Climate change and the energy crisis, increasing urbanization, demographic change, changing mobility patterns and new digital technologies are shaping the world we live in. As a result, planning processes in both urban and rural areas are becoming increasingly complex and can no longer be handled solely by spatial planners, architects and landscape architects. Regardless of whether we are talking about immediate climate measures for neighborhoods or strategies for dealing with housing shortages in entire cantons, new forms of cooperation are required - and specialists are needed who can accompany these change processes. ’More than ever, the spatial development of the future needs interdisciplinary and transdisciplinary teams to find appropriate solutions to the current challenges,’ says co-director of studies Tabea Michaelis. This is why the Lucerne University of Applied Sciences and Arts is offering the new Master of Arts in Collaborative Spatial Development, which is co-directed by Michaelis and Amelie Mayer. At its meeting on 11 May 2023, the Concordat Council of the Lucerne University of Applied Sciences and Arts approved the introduction of the course from September 2024.
Preparation for a broad field of activity
The course is aimed at people who have completed a Bachelor’s degree and those with several years of practical experience in fields such as spatial planning, urban planning, architecture, landscape architecture, environmental, economic and social sciences, computer science or design. Together, the Master’s students acquire a wide range of skills in dealing with changing requirements and increasingly scarce resources: they learn to involve different stakeholder groups in development projects and to mediate between them. In addition to the application of traditional instruments of spatial planning, architecture and urban development, they deepen their knowledge of qualitative and performative methods in order to understand and further develop a space based on its specific possibilities.
’We understand spatial development not as a product, but as a process.
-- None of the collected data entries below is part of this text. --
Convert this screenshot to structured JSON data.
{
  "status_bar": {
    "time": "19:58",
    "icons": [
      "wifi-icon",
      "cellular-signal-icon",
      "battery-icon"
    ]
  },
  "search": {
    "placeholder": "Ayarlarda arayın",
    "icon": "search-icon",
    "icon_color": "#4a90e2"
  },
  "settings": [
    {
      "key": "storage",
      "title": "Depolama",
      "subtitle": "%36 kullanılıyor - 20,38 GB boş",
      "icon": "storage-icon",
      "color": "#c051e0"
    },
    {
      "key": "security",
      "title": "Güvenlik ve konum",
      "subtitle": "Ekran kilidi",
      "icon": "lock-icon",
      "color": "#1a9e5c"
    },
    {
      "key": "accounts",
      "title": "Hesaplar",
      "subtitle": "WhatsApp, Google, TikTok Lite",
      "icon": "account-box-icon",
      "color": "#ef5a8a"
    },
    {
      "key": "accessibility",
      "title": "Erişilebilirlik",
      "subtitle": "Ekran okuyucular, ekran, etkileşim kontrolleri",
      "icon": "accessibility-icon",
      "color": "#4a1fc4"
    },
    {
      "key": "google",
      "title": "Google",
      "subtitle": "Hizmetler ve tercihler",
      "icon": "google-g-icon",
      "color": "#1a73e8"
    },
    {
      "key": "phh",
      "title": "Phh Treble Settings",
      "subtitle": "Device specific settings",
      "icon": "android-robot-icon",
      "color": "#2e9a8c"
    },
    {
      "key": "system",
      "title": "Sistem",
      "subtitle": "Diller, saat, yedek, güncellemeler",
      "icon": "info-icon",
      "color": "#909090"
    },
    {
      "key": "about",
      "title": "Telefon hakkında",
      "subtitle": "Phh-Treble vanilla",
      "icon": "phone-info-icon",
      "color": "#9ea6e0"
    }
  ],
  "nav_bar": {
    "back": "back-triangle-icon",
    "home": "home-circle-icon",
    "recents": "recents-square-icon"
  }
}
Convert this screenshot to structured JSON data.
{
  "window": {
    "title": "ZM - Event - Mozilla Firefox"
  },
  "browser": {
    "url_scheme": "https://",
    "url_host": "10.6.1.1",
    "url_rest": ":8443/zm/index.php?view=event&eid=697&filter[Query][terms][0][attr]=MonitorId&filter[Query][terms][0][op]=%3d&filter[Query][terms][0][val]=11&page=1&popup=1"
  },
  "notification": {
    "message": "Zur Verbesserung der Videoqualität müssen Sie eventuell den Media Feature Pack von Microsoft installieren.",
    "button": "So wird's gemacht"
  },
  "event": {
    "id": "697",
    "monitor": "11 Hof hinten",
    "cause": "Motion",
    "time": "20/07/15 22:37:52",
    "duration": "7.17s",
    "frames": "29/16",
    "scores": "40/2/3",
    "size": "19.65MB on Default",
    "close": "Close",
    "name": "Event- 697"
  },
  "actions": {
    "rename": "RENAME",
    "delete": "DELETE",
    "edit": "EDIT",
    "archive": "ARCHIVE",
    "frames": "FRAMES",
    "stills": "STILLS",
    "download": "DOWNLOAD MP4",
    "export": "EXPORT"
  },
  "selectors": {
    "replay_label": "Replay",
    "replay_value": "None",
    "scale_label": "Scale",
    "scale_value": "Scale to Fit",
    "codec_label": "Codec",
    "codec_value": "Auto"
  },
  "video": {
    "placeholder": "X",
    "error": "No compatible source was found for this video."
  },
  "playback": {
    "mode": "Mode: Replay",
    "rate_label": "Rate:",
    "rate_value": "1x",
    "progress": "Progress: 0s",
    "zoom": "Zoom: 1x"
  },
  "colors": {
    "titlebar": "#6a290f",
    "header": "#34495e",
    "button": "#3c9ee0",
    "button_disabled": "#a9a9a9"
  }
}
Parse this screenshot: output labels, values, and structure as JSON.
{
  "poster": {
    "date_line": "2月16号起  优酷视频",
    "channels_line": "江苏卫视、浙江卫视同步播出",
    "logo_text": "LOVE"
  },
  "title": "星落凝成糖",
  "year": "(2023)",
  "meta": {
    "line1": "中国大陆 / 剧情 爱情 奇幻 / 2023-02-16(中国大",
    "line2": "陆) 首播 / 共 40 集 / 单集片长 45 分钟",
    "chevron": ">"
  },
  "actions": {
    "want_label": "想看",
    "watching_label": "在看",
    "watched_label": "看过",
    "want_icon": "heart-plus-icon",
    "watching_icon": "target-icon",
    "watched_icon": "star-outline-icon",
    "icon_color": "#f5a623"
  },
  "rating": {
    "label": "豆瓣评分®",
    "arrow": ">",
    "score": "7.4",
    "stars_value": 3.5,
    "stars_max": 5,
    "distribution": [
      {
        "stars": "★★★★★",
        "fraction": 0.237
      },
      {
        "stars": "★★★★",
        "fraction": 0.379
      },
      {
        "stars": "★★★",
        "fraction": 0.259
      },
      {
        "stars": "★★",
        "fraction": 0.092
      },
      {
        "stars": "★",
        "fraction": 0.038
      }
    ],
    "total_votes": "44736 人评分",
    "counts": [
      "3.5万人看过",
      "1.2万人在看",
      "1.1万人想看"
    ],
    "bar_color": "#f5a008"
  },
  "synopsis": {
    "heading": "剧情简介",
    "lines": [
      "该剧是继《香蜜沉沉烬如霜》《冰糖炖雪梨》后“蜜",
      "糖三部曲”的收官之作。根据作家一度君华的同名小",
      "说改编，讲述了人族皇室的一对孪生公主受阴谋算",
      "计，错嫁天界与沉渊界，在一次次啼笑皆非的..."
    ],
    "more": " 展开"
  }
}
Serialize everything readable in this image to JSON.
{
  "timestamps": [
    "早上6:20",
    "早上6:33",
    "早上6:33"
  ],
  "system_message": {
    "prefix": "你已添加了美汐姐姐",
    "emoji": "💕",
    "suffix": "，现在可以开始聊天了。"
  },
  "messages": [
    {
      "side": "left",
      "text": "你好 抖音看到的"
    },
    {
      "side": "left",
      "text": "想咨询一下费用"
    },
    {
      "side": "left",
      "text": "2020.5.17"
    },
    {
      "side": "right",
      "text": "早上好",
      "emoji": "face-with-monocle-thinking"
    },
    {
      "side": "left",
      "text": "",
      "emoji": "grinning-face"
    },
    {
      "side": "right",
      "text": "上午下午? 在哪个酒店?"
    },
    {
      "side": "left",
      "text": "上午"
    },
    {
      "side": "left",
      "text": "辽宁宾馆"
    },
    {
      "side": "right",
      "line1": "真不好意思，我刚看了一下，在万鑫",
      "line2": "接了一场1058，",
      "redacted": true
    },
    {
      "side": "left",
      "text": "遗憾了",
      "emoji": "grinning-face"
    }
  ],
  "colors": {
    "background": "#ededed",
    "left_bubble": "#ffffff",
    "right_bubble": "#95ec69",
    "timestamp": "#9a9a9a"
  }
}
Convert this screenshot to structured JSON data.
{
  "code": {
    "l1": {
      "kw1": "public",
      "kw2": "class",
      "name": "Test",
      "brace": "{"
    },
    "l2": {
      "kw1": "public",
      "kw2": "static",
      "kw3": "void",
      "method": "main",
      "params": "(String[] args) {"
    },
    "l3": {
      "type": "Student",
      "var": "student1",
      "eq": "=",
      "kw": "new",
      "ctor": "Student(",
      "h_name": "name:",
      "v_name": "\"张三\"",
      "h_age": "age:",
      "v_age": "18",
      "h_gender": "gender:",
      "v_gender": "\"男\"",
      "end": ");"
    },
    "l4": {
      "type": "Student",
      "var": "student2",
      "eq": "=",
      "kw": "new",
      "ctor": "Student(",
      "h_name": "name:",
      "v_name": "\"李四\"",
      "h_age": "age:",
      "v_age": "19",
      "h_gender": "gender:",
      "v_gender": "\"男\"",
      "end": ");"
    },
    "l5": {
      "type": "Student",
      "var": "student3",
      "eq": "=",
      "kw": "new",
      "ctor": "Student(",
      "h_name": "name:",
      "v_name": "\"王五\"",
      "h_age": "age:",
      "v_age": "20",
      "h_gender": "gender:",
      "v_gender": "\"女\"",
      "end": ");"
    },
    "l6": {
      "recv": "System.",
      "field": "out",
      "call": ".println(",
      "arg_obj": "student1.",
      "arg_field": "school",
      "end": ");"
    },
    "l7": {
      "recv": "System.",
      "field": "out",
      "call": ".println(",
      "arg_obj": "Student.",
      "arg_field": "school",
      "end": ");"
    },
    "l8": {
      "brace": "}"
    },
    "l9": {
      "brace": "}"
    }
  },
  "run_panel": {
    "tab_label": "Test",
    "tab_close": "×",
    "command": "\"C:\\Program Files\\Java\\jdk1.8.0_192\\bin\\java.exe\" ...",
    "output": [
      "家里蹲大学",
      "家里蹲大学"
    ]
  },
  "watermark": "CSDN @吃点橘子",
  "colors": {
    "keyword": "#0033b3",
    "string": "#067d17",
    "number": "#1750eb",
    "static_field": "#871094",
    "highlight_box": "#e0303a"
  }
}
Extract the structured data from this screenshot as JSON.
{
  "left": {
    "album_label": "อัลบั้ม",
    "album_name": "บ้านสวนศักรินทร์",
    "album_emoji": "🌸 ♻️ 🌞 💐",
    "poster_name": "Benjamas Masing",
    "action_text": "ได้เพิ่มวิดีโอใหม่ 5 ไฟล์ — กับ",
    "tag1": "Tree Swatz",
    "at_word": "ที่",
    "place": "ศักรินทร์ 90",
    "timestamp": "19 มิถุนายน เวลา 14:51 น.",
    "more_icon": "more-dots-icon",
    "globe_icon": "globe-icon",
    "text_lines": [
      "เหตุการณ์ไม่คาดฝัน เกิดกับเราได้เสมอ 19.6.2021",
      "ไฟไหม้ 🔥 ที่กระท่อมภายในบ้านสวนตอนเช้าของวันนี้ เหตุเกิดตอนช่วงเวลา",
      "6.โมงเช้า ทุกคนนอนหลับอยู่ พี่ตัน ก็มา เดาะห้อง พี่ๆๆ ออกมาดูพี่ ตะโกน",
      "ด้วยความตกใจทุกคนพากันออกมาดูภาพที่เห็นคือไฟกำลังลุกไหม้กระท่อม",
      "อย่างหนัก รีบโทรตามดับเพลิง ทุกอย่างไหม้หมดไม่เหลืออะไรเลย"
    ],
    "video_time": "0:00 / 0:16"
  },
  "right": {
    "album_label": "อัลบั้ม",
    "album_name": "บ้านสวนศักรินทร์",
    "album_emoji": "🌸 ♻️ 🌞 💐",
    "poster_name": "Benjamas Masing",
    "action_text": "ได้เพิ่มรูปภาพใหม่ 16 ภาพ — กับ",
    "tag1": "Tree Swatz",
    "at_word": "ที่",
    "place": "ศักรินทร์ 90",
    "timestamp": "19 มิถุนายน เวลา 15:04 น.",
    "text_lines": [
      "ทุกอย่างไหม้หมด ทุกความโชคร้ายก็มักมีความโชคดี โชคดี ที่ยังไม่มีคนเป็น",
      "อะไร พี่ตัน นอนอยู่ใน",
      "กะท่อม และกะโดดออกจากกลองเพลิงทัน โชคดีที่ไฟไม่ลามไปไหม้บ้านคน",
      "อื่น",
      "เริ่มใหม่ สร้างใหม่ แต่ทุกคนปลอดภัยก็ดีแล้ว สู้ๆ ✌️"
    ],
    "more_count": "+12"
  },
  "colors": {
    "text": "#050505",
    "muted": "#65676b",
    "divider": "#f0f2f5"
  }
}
This should create climate-friendly, open and adaptable spaces and thus create a basis for exchange and integration,’ explains the co-director of the course. ’In order to plan these spaces, you need a holistic understanding of building culture that starts from the existing building stock and keeps an eye on the political and legal framework as well as economic viability,’ she explains. Students work on practical projects with potential clients. They develop sustainable solutions for the built and lived space. hslu.ch/kolab
A Master’s degree program for the practice of spatial development
For five years, HSLU experts from various disciplines have been researching the challenges of spatial development with partners from the field as part of the interdisciplinary thematic cluster (ITC) ’Space and Society’. An essential prerequisite: the development of our built environment is only possible if specialists are able to think, plan and work together beyond their own specialist area - a skill that needs to be learned. There is a need for this in practice, which is why the Master’s in Collaborative Spatial Development was created.
The structure of the course is based on an iterative project process and offers regular moments of reflection in colloquia. Students put their knowledge into practice in interdisciplinary and transdisciplinary projects with potential clients, gaining experience in dealing with disruption and coping and learning how to deal with the unpredictable. There is the option of full-time or part-time study. A broad, cross-departmental range of specialization options is available to promote individual professional development that corresponds to the personal orientation of the interdisciplinary students.